Many 20th century photographic legends shot images of Frida Kahlo and Casa Azul throughout her life. Spencer Throckmorton has selected three vintage photographs taken at Casa Azul by the acclaimed photographer Graciela Iturbide, whose photographs have frequently been exhibited at Throckmorton Fine Art. She photographed Frida’s sealed room there after it was opened.

He says, “I am thrilled that Graciela Iturbide’s photographs of Frida’s home will be on view. Graciela was honored with The Cornell Capa Lifetime Achievement Award on April 30th at the 31st Annual Infinity Awards ceremony of the International Center of Photography here in New York.
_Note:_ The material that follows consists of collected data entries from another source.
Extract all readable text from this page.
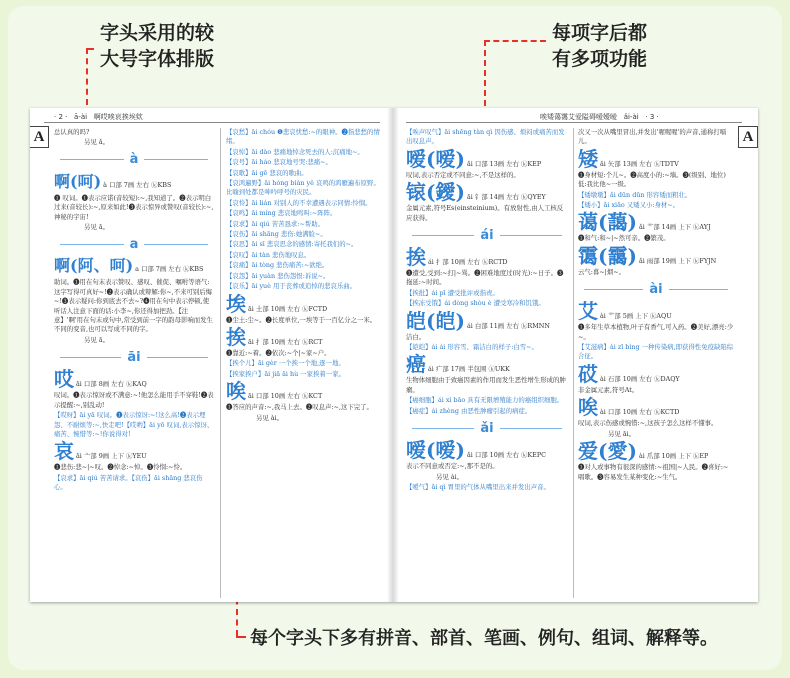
字头采用的较
大号字体排版
每项字后都
有多项功能
每个字头下多有拼音、部首、笔画、例句、组词、解释等。
· 2 · ā-ài 啊哎唉哀挨埃欸
A	总认真的吗?

另见 ǎ。

à

啊(呵) à 口部 7画 左右 ⓚKBS

❶ 叹词。❶表示应诺(音较短):~,我知道了。❷表示明白过来(音较长):~,原来如此!❸表示惊异或赞叹(音较长):~,神秘的宇宙!

另见 ā。

a

啊(阿、呵) a 口部 7画 左右 ⓚKBS

助词。❶用在句末表示赞叹、感叹、催促、嘱咐等语气:这字写得可真好~!❷表示确认或辩解:你~,不来可别后悔~!❸表示疑问:你到底去不去~?❹用在句中表示停顿,使听话人注意下面的话:小李~,你还得加把劲。【注意】'啊'用在句末或句中,常受到前一字的韵母影响而发生不同的变音,也可以写成不同的字。

另见 ā。

āi

哎āi 口部 8画 左右 ⓚKAQ

叹词。❶表示惊讶或不满意:~!他怎么能用手不穿鞋!❷表示提醒:~,别乱动!

【哎呀】āi yā 叹词。❶表示惊讶:~!这么高!❷表示埋怨、不耐烦等:~,快走吧!【哎哟】āi yō 叹词,表示惊讶、痛苦、惋惜等:~!你说得对!

哀āi 亠部 9画 上下 ⓚYEU

❶悲伤:悲~|~叹。❷悼念:~悼。❸怜悯:~怜。

【哀求】āi qiú 苦苦请求。【哀伤】āi shāng 悲哀伤心。

【哀愁】āi chóu ❶悲哀忧愁:~的眼神。❷指悲愁的情绪。

【哀悼】āi dào 悲痛地悼念死去的人:沉痛地~。

【哀号】āi háo 悲哀地号哭:悲痛~。

【哀歌】āi gē 悲哀的歌曲。

【哀鸿遍野】āi hóng biàn yě 哀鸣的鸿雁遍布原野。比喻到处都是呻吟呼号的灾民。

【哀怜】āi lián 对别人的不幸遭遇表示同情:怜悯。

【哀鸣】āi míng 悲哀地鸣叫:~阵阵。

【哀求】āi qiú 苦苦恳求:~帮助。

【哀伤】āi shāng 悲伤:她满脸~。

【哀思】āi sī 悲哀思念的感情:寄托我们的~。

【哀叹】āi tàn 悲伤地叹息。

【哀痛】āi tòng 悲伤痛苦:~欲绝。

【哀怨】āi yuàn 悲伤怨恨:诉说~。

【哀乐】āi yuè 用于丧葬或追悼的悲哀乐曲。

埃āi 土部 10画 左右 ⓚFCTD

❶尘土:尘~。❷长度单位,一埃等于一百亿分之一米。

挨āi 扌部 10画 左右 ⓚRCT

❶靠近:~着。❷依次:~个|~家~户。

【挨个儿】āi gèr 一个挨一个地,逐一地。

【挨家挨户】āi jiā āi hù 一家挨着一家。

唉āi 口部 10画 左右 ⓚKCT

❶答应的声音:~,我马上去。❷叹息声:~,这下完了。

另见 ài。

唉矮蔼霭艾爱隘碍嗳嫒暧 ǎi-ài · 3 ·
A

【唉声叹气】āi shēng tàn qì 因伤感、烦闷或痛苦而发出叹息声。

嗳(嗳) ǎi 口部 13画 左右 ⓚKEP

叹词,表示否定或不同意:~,不是这样的。

锿(鑀) āi 钅部 14画 左右 ⓚQYEY

金属元素,符号Es(einsteinium)。有放射性,由人工核反应获得。

ái

挨ái 扌部 10画 左右 ⓚRCTD

❶遭受,受到:~打|~骂。❷困难地度过(时光):~日子。❸拖延:~时间。

【挨批】ái pī 遭受批评或指责。

【挨冻受饿】ái dòng shòu è 遭受寒冷和饥饿。

皑(皑) ái 白部 11画 左右 ⓚRMNN

洁白。

【皑皑】ái ái 形容雪、霜洁白的样子:白雪~。

癌ái 疒部 17画 半包围 ⓚUKK

生物体细胞由于致癌因素的作用而发生恶性增生形成的肿瘤。

【癌细胞】ái xì bāo 具有无限增殖能力的癌组织细胞。

【癌症】ái zhèng 由恶性肿瘤引起的病症。

ǎi

嗳(嗳) ǎi 口部 10画 左右 ⓚKEPC

表示不同意或否定:~,那不是的。

另见 ài。

【嗳气】ǎi qì 胃里的气体从嘴里出来并发出声音。

次又一次从嘴里冒出,并发出'喔喔喔'的声音,通称打嗝儿。

矮ǎi 矢部 13画 左右 ⓚTDTV

❶身材短:个儿~。❷高度小的:~墙。❸(级别、地位)低:我比他~一级。

【矮墩墩】ǎi dūn dūn 形容矮而粗壮。

【矮小】ǎi xiǎo 又矮又小:身材~。

蔼(藹) ǎi 艹部 14画 上下 ⓚAYJ

❶和气:和~|~然可亲。❷繁茂。

霭(靄) ǎi 雨部 19画 上下 ⓚFYJN

云气:暮~|烟~。

ài

艾ài 艹部 5画 上下 ⓚAQU

❶多年生草本植物,叶子有香气,可入药。❷美好,漂亮:少~。

【艾滋病】ài zī bìng 一种传染病,即获得性免疫缺陷综合征。

砹ài 石部 10画 左右 ⓚDAQY

非金属元素,符号At。

唉ài 口部 10画 左右 ⓚKCTD

叹词,表示伤感或惋惜:~,这孩子怎么这样不懂事。

另见 āi。

爱(愛) ài 爪部 10画 上下 ⓚEP

❶对人或事物有很深的感情:~祖国|~人民。❷喜好:~唱歌。❸容易发生某种变化:~生气。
It is a wonderful tribute to her talents.”

The Throckmorton “Mirror Mirror….Frida Kahlo Photographs” show features vintage and rare images by Gisele Freund, Nickolas Muray, Emmy Lou Packard, Diego Rivera, Juan Guzman, Peter Juley, Bernard Silverstein, Carl Van Vechten, Edward Weston, Lucienne Bloch, Manuel Alvarez Bravo, Lola Alvarez Bravo, Mayo Brothers, Leo Matiz, Fritz Henle and Hector Garcia as well as several works on paper by Frida Kahlo.

Among Frida Kahlo photographs in the show are important examples by Gisele Freund -- “Frida Feeding Ducks,” “Frida in Garden” with ducks and dogs, and 1951’s “Frida in Garden Casa Azul;” three images by Nickolas Muray including a 1939 gelatin silver print of “Frida with Deer,” “Frida Kahlo and Chavela Vargas,” from 1945, and “Frida Kahlo Painting Two Fridas” dating to 1939, a gelatin silver print portraying the artist in front of her own self-portrait. Throckmorton is also showing an anonymous portrait of “Frida Kahlo Resting” from 1943, Dora Maar’s 1938-9 image “Frida at Andre Breton, Paris,” Juan Guzman’s 1942 image of Diego Rivera with Walt Disney and another anonymous image “Frida Kahlo braiding Rosa Cavarrubias” dating to 1940.